POST /R/pub/base/summary/print 
object | x874d4d3cfe

Applying custom functions

We can clean the dataset we posted in the first step with the custom cleaning-function we stored, by using both hash identifiers. If we execute a POST-request with the hash of the dataset we saved as argument, we can either just print the results using /print, or directly save the cleaned dataset using /save. This last step results in a new hash, identifying the cleaned dataset.

POST /R/tmp/x775426e3ae/print
x | x874d4d3cfe

POST /R/tmp/x775426e3ae/save
x | x874d4d3cfe
=> xc8644750f2

Again, we save a custom function, containing some basic matrix algebra to convert the dataframe to a distance matrix, using POST.

POST POST /R/pub/base/identity/save
x | function(data) {X <- as.matrix(data); C <- t(X) %*% X; 
    D <- max(C) - C; diag(D) <- 0; Ds <- as.dist(D, diag = T); return(Ds) }
=> x4de5033631

Applying that function to the cleaned dataset, we get a new stored object, which we can GET to see how it looks (try it).

POST /R/tmp/x4de5033631/print
data | xc8644750f2

POST /R/tmp/x4de5033631/save
data | xc8644750f2
=> x7b75c1174a

Calculate and visualise MDS-solution

We use the cmdscale() function to calculate our MDS solution. GETing the help-page of the function (try it) shows that we need two arguments, the dataset (d) and the number of dimensions (k).

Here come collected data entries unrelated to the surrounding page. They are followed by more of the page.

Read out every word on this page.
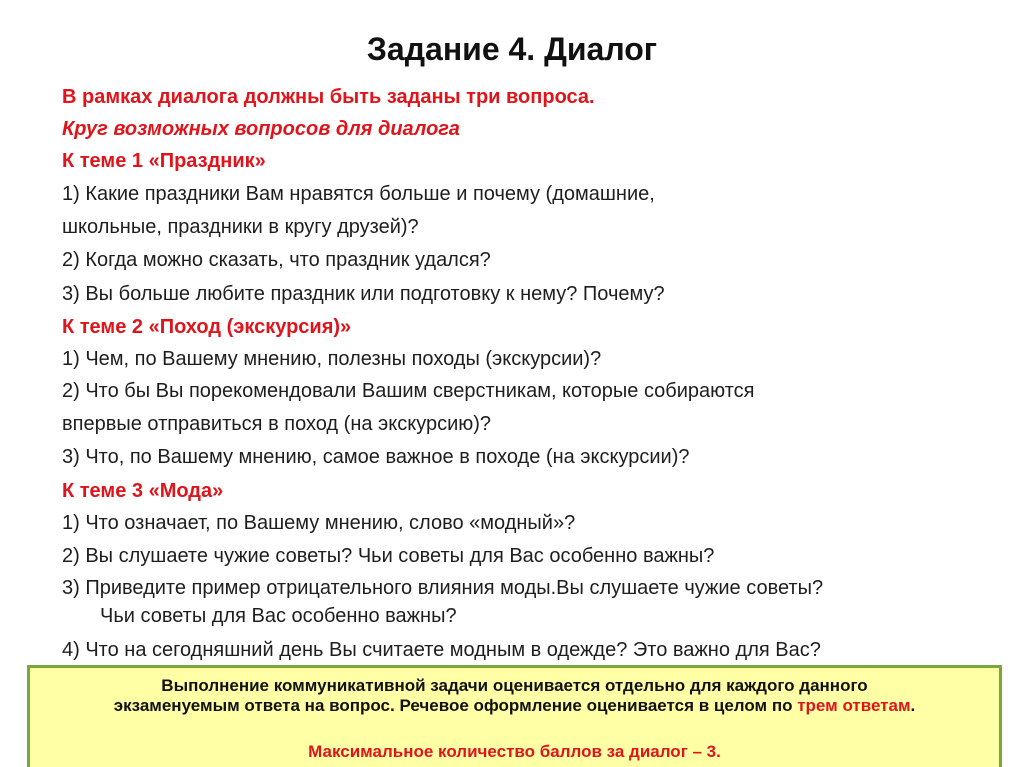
Задание 4. Диалог
В рамках диалога должны быть заданы три вопроса.
Круг возможных вопросов для диалога
К теме 1 «Праздник»
1) Какие праздники Вам нравятся больше и почему (домашние,
школьные, праздники в кругу друзей)?
2) Когда можно сказать, что праздник удался?
3) Вы больше любите праздник или подготовку к нему? Почему?
К теме 2 «Поход (экскурсия)»
1) Чем, по Вашему мнению, полезны походы (экскурсии)?
2) Что бы Вы порекомендовали Вашим сверстникам, которые собираются
впервые отправиться в поход (на экскурсию)?
3) Что, по Вашему мнению, самое важное в походе (на экскурсии)?
К теме 3 «Мода»
1) Что означает, по Вашему мнению, слово «модный»?
2) Вы слушаете чужие советы? Чьи советы для Вас особенно важны?
3) Приведите пример отрицательного влияния моды.Вы слушаете чужие советы?
Чьи советы для Вас особенно важны?
4) Что на сегодняшний день Вы считаете модным в одежде? Это важно для Вас?
Выполнение коммуникативной задачи оценивается отдельно для каждого данного
экзаменуемым ответа на вопрос. Речевое оформление оценивается в целом по трем ответам.
Максимальное количество баллов за диалог – 3.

GET /R/pub/stats/cmdscale/help/text

We can thus apply this mdscale() function by POSTing with two arguments, the hash of the previously saved distance matrix, and 2 for the number of dimensions. Again, appending `/save' stores the result (a object containing the MDS-solution) and returns the identifying hash.

POST /R/pub/stats/cmdscale/save
d | x7b75c1174a
k | 2
=> x6c61708c39

Finally, we can pass the object holding the MDS-solution to the plot() function, which gives us a nice 2D-visualisation (for the labeled and commented version, see the original analysis). As we save the plot into a new object with a hash, we can easily GET it (try it), and embed it (even choosing between /svg, /png, etc.).

POST /R/pub/graphics/plot/save
x | x6c61708c39
=> x3c1615b975

GET /R/tmp/x3c1615b975/svg
GET /R/tmp/x3c1615b975/png

reproduced MDS vis

This reproduces (after rotation, and with labels) the original, final MDS-visualisation (interpretation), as depicted below.

original MDS vis


The example is likely a bit of an overwhelming string of hashes and HTTP verbs, but it demonstrates that you can access all R commands needed to go from basic description over datacleaning to data-analysis and visualization. And all these steps follow the same, predictable pattern leading to web friendly, reproducible data analysis: all code, data and output can be easily shared, embedded and linked to.

As the basic architecture is in place, interest in the platform will hopefully translate itself in user-friendly tools to work with it, and innovative applications. The first external demo-application already appeared, a online editor allowing you to generate a nice rapport based on Markup-syntax and R-code.

Given the boom of open data, there is a growing need for truly open and collaborative open data analysis, and OpenCPU should be a good fit.